Know this, no mother survives the birth of an Ogo. The griot tells stories of mad love, of women falling for giants, but these are the stories we tell each other under masuku beer. An Ogo birth comes like hail. Nobody can tell when or how and no divination or science can tell it. Most Ogo are killed at the only time they can be killed, just after birth, for even a young Ogo can rip the breast off the poor woman he suckles, and crush the finger that he grips. Some raise them in secret, and feed them buffalo milk, and raise them for the work of ten plows. But something in the head snaps at ten and five years and the Ogo becomes the monster the gods fated him to become.

But not always.

So when Sadogo came out of his mother and killed her, the father cursed the son, saying he must have been the product of adultery.

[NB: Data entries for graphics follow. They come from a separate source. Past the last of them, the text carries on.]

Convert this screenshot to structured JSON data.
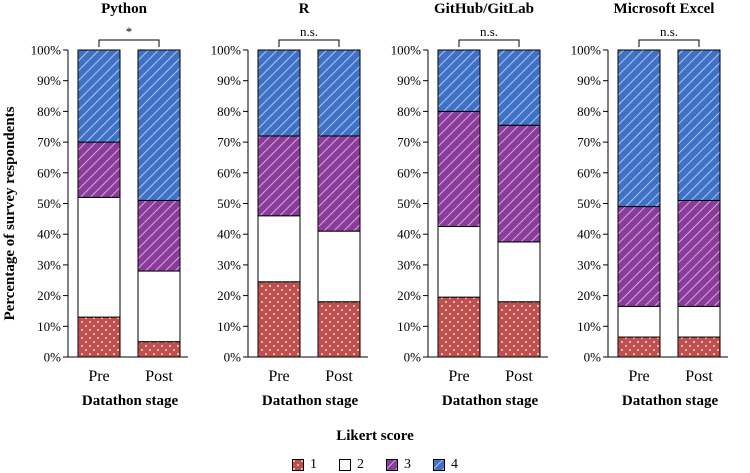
{
  "chart_data": [
    {
      "type": "bar",
      "stacked": true,
      "title": "Python",
      "categories": [
        "Pre",
        "Post"
      ],
      "series": [
        {
          "name": "1",
          "values": [
            13,
            5
          ]
        },
        {
          "name": "2",
          "values": [
            39,
            23
          ]
        },
        {
          "name": "3",
          "values": [
            18,
            23
          ]
        },
        {
          "name": "4",
          "values": [
            30,
            49
          ]
        }
      ],
      "significance": "*",
      "xlabel": "Datathon stage",
      "ylabel": "Percentage of survey respondents",
      "ylim": [
        0,
        100
      ],
      "yticks": [
        "0%",
        "10%",
        "20%",
        "30%",
        "40%",
        "50%",
        "60%",
        "70%",
        "80%",
        "90%",
        "100%"
      ]
    },
    {
      "type": "bar",
      "stacked": true,
      "title": "R",
      "categories": [
        "Pre",
        "Post"
      ],
      "series": [
        {
          "name": "1",
          "values": [
            24.5,
            18
          ]
        },
        {
          "name": "2",
          "values": [
            21.5,
            23
          ]
        },
        {
          "name": "3",
          "values": [
            26,
            31
          ]
        },
        {
          "name": "4",
          "values": [
            28,
            28
          ]
        }
      ],
      "significance": "n.s.",
      "xlabel": "Datathon stage",
      "ylim": [
        0,
        100
      ],
      "yticks": [
        "0%",
        "10%",
        "20%",
        "30%",
        "40%",
        "50%",
        "60%",
        "70%",
        "80%",
        "90%",
        "100%"
      ]
    },
    {
      "type": "bar",
      "stacked": true,
      "title": "GitHub/GitLab",
      "categories": [
        "Pre",
        "Post"
      ],
      "series": [
        {
          "name": "1",
          "values": [
            19.5,
            18
          ]
        },
        {
          "name": "2",
          "values": [
            23,
            19.5
          ]
        },
        {
          "name": "3",
          "values": [
            37.5,
            38
          ]
        },
        {
          "name": "4",
          "values": [
            20,
            24.5
          ]
        }
      ],
      "significance": "n.s.",
      "xlabel": "Datathon stage",
      "ylim": [
        0,
        100
      ],
      "yticks": [
        "0%",
        "10%",
        "20%",
        "30%",
        "40%",
        "50%",
        "60%",
        "70%",
        "80%",
        "90%",
        "100%"
      ]
    },
    {
      "type": "bar",
      "stacked": true,
      "title": "Microsoft Excel",
      "categories": [
        "Pre",
        "Post"
      ],
      "series": [
        {
          "name": "1",
          "values": [
            6.5,
            6.5
          ]
        },
        {
          "name": "2",
          "values": [
            10,
            10
          ]
        },
        {
          "name": "3",
          "values": [
            32.5,
            34.5
          ]
        },
        {
          "name": "4",
          "values": [
            51,
            49
          ]
        }
      ],
      "significance": "n.s.",
      "xlabel": "Datathon stage",
      "ylim": [
        0,
        100
      ],
      "yticks": [
        "0%",
        "10%",
        "20%",
        "30%",
        "40%",
        "50%",
        "60%",
        "70%",
        "80%",
        "90%",
        "100%"
      ]
    }
  ],
  "legend": {
    "title": "Likert score",
    "items": [
      {
        "label": "1",
        "pattern": "dots"
      },
      {
        "label": "2",
        "pattern": "solid"
      },
      {
        "label": "3",
        "pattern": "hatch"
      },
      {
        "label": "4",
        "pattern": "hatch"
      }
    ],
    "placement": "bottom"
  },
  "colors": {
    "1": "#c0504d",
    "2": "#ffffff",
    "3": "#8b3b9a",
    "4": "#3f72c6"
  }
}
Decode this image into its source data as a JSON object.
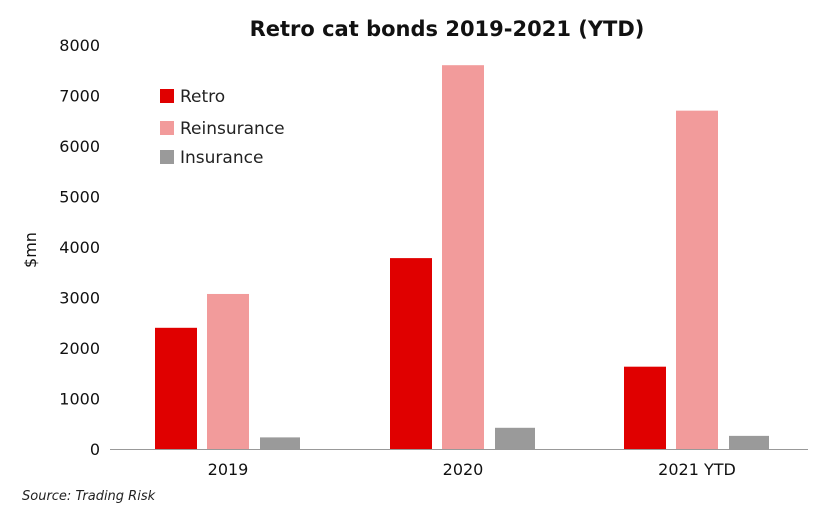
{
  "chart_data": {
    "type": "bar",
    "title": "Retro cat bonds 2019-2021 (YTD)",
    "xlabel": "",
    "ylabel": "$mn",
    "ylim": [
      0,
      8000
    ],
    "yticks": [
      "0",
      "1000",
      "2000",
      "3000",
      "4000",
      "5000",
      "6000",
      "7000",
      "8000"
    ],
    "categories": [
      "2019",
      "2020",
      "2021 YTD"
    ],
    "series": [
      {
        "name": "Retro",
        "color": "#e00000",
        "values": [
          2400,
          3780,
          1630
        ]
      },
      {
        "name": "Reinsurance",
        "color": "#f29b9b",
        "values": [
          3070,
          7600,
          6700
        ]
      },
      {
        "name": "Insurance",
        "color": "#9a9a9a",
        "values": [
          230,
          420,
          260
        ]
      }
    ],
    "legend_position": "top-left",
    "grid": false,
    "source": "Source: Trading Risk"
  }
}
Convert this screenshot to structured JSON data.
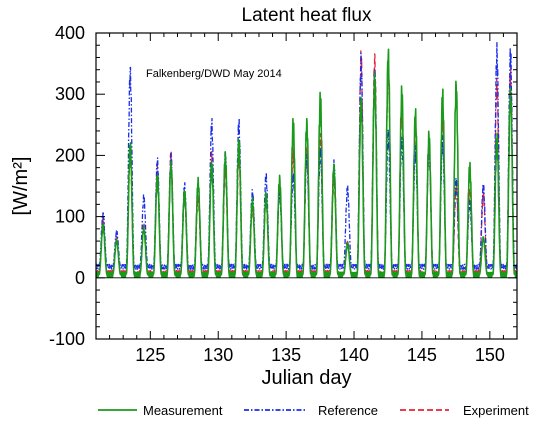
{
  "chart_data": {
    "type": "line",
    "title": "Latent heat flux",
    "annotation": "Falkenberg/DWD   May 2014",
    "xlabel": "Julian day",
    "ylabel": "[W/m²]",
    "xlim": [
      121,
      152
    ],
    "ylim": [
      -100,
      400
    ],
    "x_ticks": [
      125,
      130,
      135,
      140,
      145,
      150
    ],
    "y_ticks": [
      -100,
      0,
      100,
      200,
      300,
      400
    ],
    "grid": false,
    "legend_position": "bottom",
    "daily_peak_day": [
      121.5,
      122.5,
      123.5,
      124.5,
      125.5,
      126.5,
      127.5,
      128.5,
      129.5,
      130.5,
      131.5,
      132.5,
      133.5,
      134.5,
      135.5,
      136.5,
      137.5,
      138.5,
      139.5,
      140.5,
      141.5,
      142.5,
      143.5,
      144.5,
      145.5,
      146.5,
      147.5,
      148.5,
      149.5,
      150.5,
      151.5
    ],
    "series": [
      {
        "name": "Measurement",
        "color": "#1a9a1a",
        "dash": "solid",
        "night_baseline": 5,
        "daily_peaks": [
          85,
          60,
          215,
          80,
          165,
          180,
          140,
          155,
          185,
          195,
          220,
          125,
          135,
          160,
          250,
          250,
          290,
          180,
          55,
          285,
          320,
          360,
          300,
          265,
          230,
          295,
          310,
          180,
          65,
          225,
          300
        ]
      },
      {
        "name": "Reference",
        "color": "#1a2ee8",
        "dash": "dashdot",
        "night_baseline": 18,
        "daily_peaks": [
          105,
          75,
          335,
          130,
          190,
          195,
          150,
          150,
          250,
          200,
          250,
          140,
          165,
          135,
          165,
          195,
          205,
          185,
          145,
          350,
          330,
          230,
          225,
          205,
          210,
          220,
          160,
          120,
          150,
          365,
          365
        ]
      },
      {
        "name": "Experiment",
        "color": "#e8243a",
        "dash": "dashed",
        "night_baseline": 8,
        "daily_peaks": [
          95,
          65,
          200,
          85,
          175,
          200,
          130,
          130,
          195,
          175,
          195,
          115,
          125,
          145,
          200,
          205,
          225,
          160,
          60,
          355,
          355,
          340,
          270,
          245,
          215,
          255,
          145,
          140,
          135,
          315,
          330
        ]
      }
    ]
  }
}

He cursed the mother’s body to a mound outside the village, leaving her to vulture and crow, and would have killed the child or left him exposed in the hollow of an ako tree had word not spread that an Ogo was among them born in the village. A man came two days later, when the man’s hut still stunk of afterbirth, shit, and blood, and bought the baby for seven pieces of gold and ten and five goats. He gave the Ogo a name so in that way he would be regarded as a man and not a beast, but Sadogo had forgotten it. When he was ten and two in years, Sadogo slew a lion who had developed a taste for man flesh. Killed him with one punch straight into the skull, and this was before a smith forged him gloves made out of iron.